Director: Abbas Kiarostami
Cast: Parviz Naderi, Hossein Yarmohammadi, Andre Govalovish, Firoozeh Habibi
Tajrobeh (تجربه) is a 1973 Iranian drama film directed by Abbas Kiarostami, produced under the New Film Group at the Institute for the Intellectual Development of Children and Young Adults. Running 53 minutes, it marks one of Kiarostami's earliest features and introduces the quiet, observational style that would define his later celebrated work.
What is Tajrobeh about?
A teenage boy earns his keep working for a local photographer, spending his days in the studio and on assignments around town. Through this routine, he becomes enchanted by a girl from a wealthier household — a world that seems just out of reach.
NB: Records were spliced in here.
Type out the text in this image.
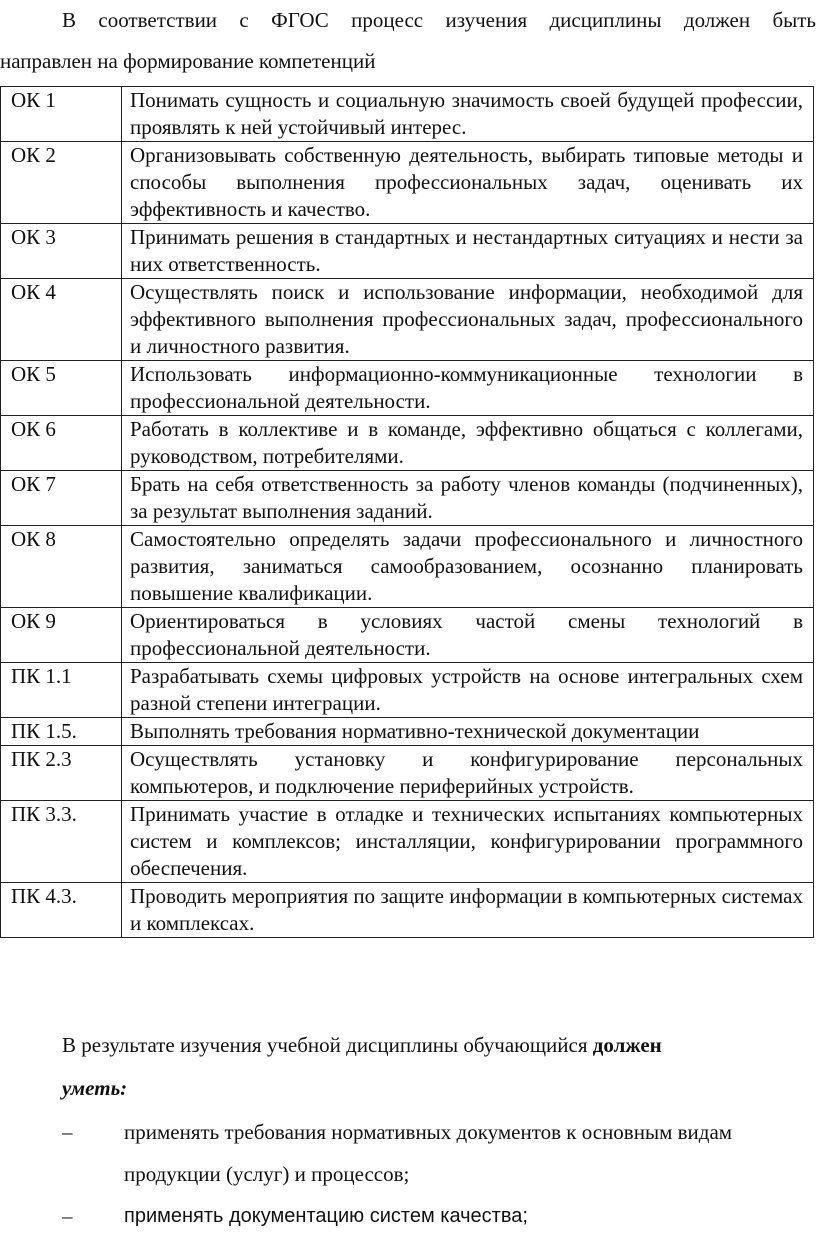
В соответствии с ФГОС процесс изучения дисциплины должен быть
направлен на формирование компетенций
ОК 1	Понимать сущность и социальную значимость своей будущей профессии, проявлять к ней устойчивый интерес.
ОК 2	Организовывать собственную деятельность, выбирать типовые методы и способы выполнения профессиональных задач, оценивать их эффективность и качество.
ОК 3	Принимать решения в стандартных и нестандартных ситуациях и нести за них ответственность.
ОК 4	Осуществлять поиск и использование информации, необходимой для эффективного выполнения профессиональных задач, профессионального и личностного развития.
ОК 5	Использовать информационно-коммуникационные технологии в профессиональной деятельности.
ОК 6	Работать в коллективе и в команде, эффективно общаться с коллегами, руководством, потребителями.
ОК 7	Брать на себя ответственность за работу членов команды (подчиненных), за результат выполнения заданий.
ОК 8	Самостоятельно определять задачи профессионального и личностного развития, заниматься самообразованием, осознанно планировать повышение квалификации.
ОК 9	Ориентироваться в условиях частой смены технологий в профессиональной деятельности.
ПК 1.1	Разрабатывать схемы цифровых устройств на основе интегральных схем разной степени интеграции.
ПК 1.5.	Выполнять требования нормативно-технической документации
ПК 2.3	Осуществлять установку и конфигурирование персональных компьютеров, и подключение периферийных устройств.
ПК 3.3.	Принимать участие в отладке и технических испытаниях компьютерных систем и комплексов; инсталляции, конфигурировании программного обеспечения.
ПК 4.3.	Проводить мероприятия по защите информации в компьютерных системах и комплексах.
В результате изучения учебной дисциплины обучающийся должен
уметь:
–	применять требования нормативных документов к основным видам продукции (услуг) и процессов;
–	применять документацию систем качества;
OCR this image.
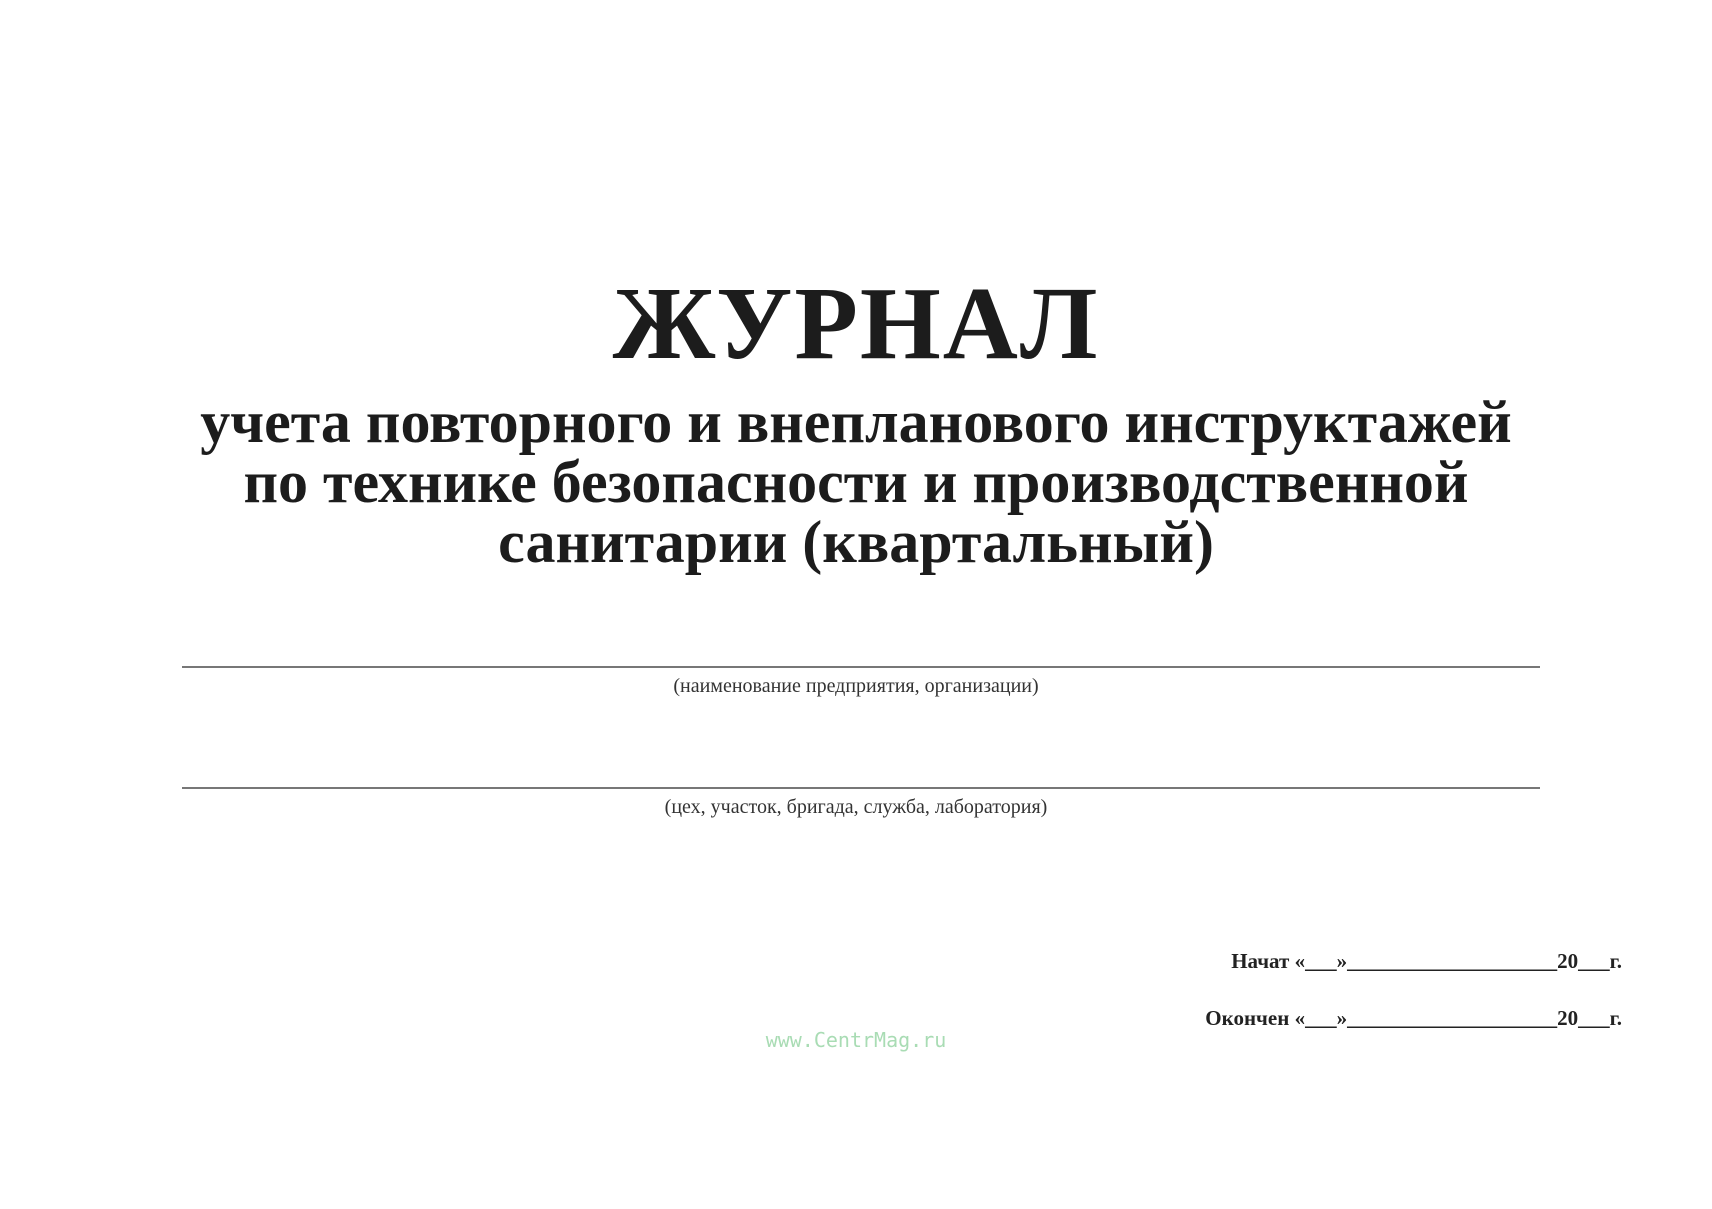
ЖУРНАЛ
учета повторного и внепланового инструктажей
по технике безопасности и производственной
санитарии (квартальный)
(наименование предприятия, организации)
(цех, участок, бригада, служба, лаборатория)
Начат «___»____________________20___г.
Окончен «___»____________________20___г.
www.CentrMag.ru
The film traces his tentative, wordless longing: how he watches her from a distance, seizes small opportunities to be near her, and navigates the awkward gap between social classes without confrontation or drama. Kiarostami keeps the camera close to daily life, letting the boy's interior world surface through glances and small gestures rather than dialogue, building a quietly tender portrait of adolescent yearning.
The K-Time take
What distinguishes Tajrobeh is its restraint. Kiarostami avoids sentimentality entirely, trusting the weight of a single look or an unhurried shot of an empty street to carry the emotional load. At 53 minutes the film feels complete — an early demonstration that Kiarostami's greatest instinct was knowing when not to speak.
Cast & crew
The film stars Parviz Naderi as the young protagonist, with Hossein Yarmohammadi, Andre Govalovish, and Firoozeh Habibi in supporting roles. Director Abbas Kiarostami was still in the early phase of his career in 1973, working within the Kanoon (Institute for Intellectual Development) framework that gave Iranian New Wave filmmakers unusual creative freedom to explore social themes through a child's perspective.
Context & significance
Tajrobeh sits at the beginning of Iranian New Wave cinema, a movement that turned the camera toward ordinary Iranians — especially children and working-class youth — rather than the melodramatic plots that had dominated Persian-language films before it. For diaspora viewers, this film carries a particular resonance: it preserves Tehran of the early 1970s in amber, capturing street life, class divides, and the textures of everyday urban Iran before the revolution. Watching it today is partly an act of historical witness and partly an appreciation of how quietly radical Kiarostami's approach was from the very start of his career.